In Komla Dumor, Ghana had a powerful voice at the highest level. His professionalism, poise, intelligence and skill coupled with his ever ready smile meant he was a thoroughbred yet affable. Little wonder then that at the time of his death at 41, Dumor was the only West African newsreader on BBC World News.
But we all go the way of mortals so on January 18, 2014 in his London home, Dumor died after a cardiac arrest, having been on air the day before. His death stunned the news world as well as his fellow country men and women who couldn’t come to terms that a seemingly healthy Dumor was indeed gone.

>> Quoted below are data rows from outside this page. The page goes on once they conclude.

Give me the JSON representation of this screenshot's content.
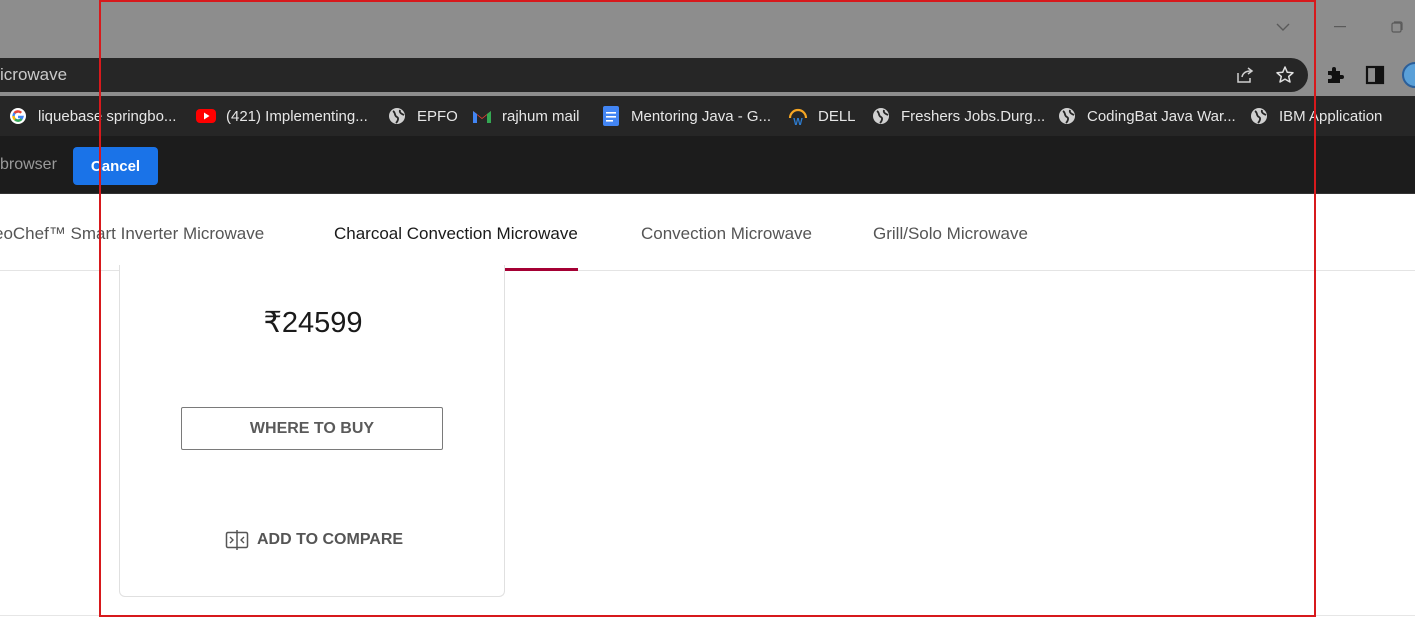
{
  "browser": {
    "omnibox_text": "icrowave",
    "bookmarks": [
      {
        "label": "liquebase springbo...",
        "icon": "google-icon"
      },
      {
        "label": "(421) Implementing...",
        "icon": "youtube-icon"
      },
      {
        "label": "EPFO",
        "icon": "globe-icon"
      },
      {
        "label": "rajhum mail",
        "icon": "gmail-icon"
      },
      {
        "label": "Mentoring Java - G...",
        "icon": "docs-icon"
      },
      {
        "label": "DELL",
        "icon": "dell-icon"
      },
      {
        "label": "Freshers Jobs.Durg...",
        "icon": "globe-icon"
      },
      {
        "label": "CodingBat Java War...",
        "icon": "globe-icon"
      },
      {
        "label": "IBM Application",
        "icon": "globe-icon"
      }
    ],
    "infobar": {
      "text": "browser",
      "cancel_label": "Cancel"
    }
  },
  "page": {
    "tabs": [
      {
        "label": "eoChef™ Smart Inverter Microwave",
        "active": false
      },
      {
        "label": "Charcoal Convection Microwave",
        "active": true
      },
      {
        "label": "Convection Microwave",
        "active": false
      },
      {
        "label": "Grill/Solo Microwave",
        "active": false
      }
    ],
    "product": {
      "price": "₹24599",
      "where_to_buy_label": "WHERE TO BUY",
      "add_to_compare_label": "ADD TO COMPARE"
    }
  },
  "colors": {
    "accent_tab_underline": "#a50034",
    "cancel_button": "#1a73e8",
    "annotation_frame": "#d7191c"
  }
}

The tributes came in thick and fast. Ghanaian president at the time John Mahama stated via Twitter that Dumor was one of Ghana’s “finest ambassadors” and “was a broadcaster of exceptional quality and Ghana’s gift to the World.”
“Komla developed his own unique on air style, seamlessly moved between TV and radio and influenced Africa coverage across the BBC,” BBC News presenter Mishal Husain submitted.
“A leading light of African journalism – committed to telling the story of Africa as it really is,” is how BBC’s global news director Peter Horrocks remembered him.
Dumor’s sure hands and voice assuaged any fears his editors may have had. He interviewed notables including deceased UN captain Kofi Annan, billionaire Bill Gates and great writer Chimamanda Ngozi Adichie.
For one who started out studying pre-clinical medicine at the University of Jos in Nigeria before graduating with a BSc. in Sociology and Psychology from the University of Ghana and earning a Master’s of Public Administration from Harvard University’s John F. Kennedy School of Government, his ascent to the pinnacle of journalism and broadcasting was unconventionally swift.
Dumor left behind wife, Kwansema Quansah with whom he had three children.
His body was returned to Ghana on February 3, 2014. His remains were interred close to his mother at their family house.
Months after his death in 2015, the BBC launched the BBC World News Komla Dumor Award, presented each year “to an outstanding individual living and working in Africa, who combines strong journalism skills, on air flair, and an exceptional talent in telling African stories with the ambition and potential to become a star of the future.”
The award was presented to Ugandan journalist Nancy Kacungira in 2015, Nigerian journalist Didi Akinyelure in 2016, Nigerian journalist Amina Yuguda in 2017, Kenyan journalist Wahiga Mwaura in 2018 and Ugandan journalist Solomon Serwanjja in 2019. The winner is given a three-month training and development contract in BBC News.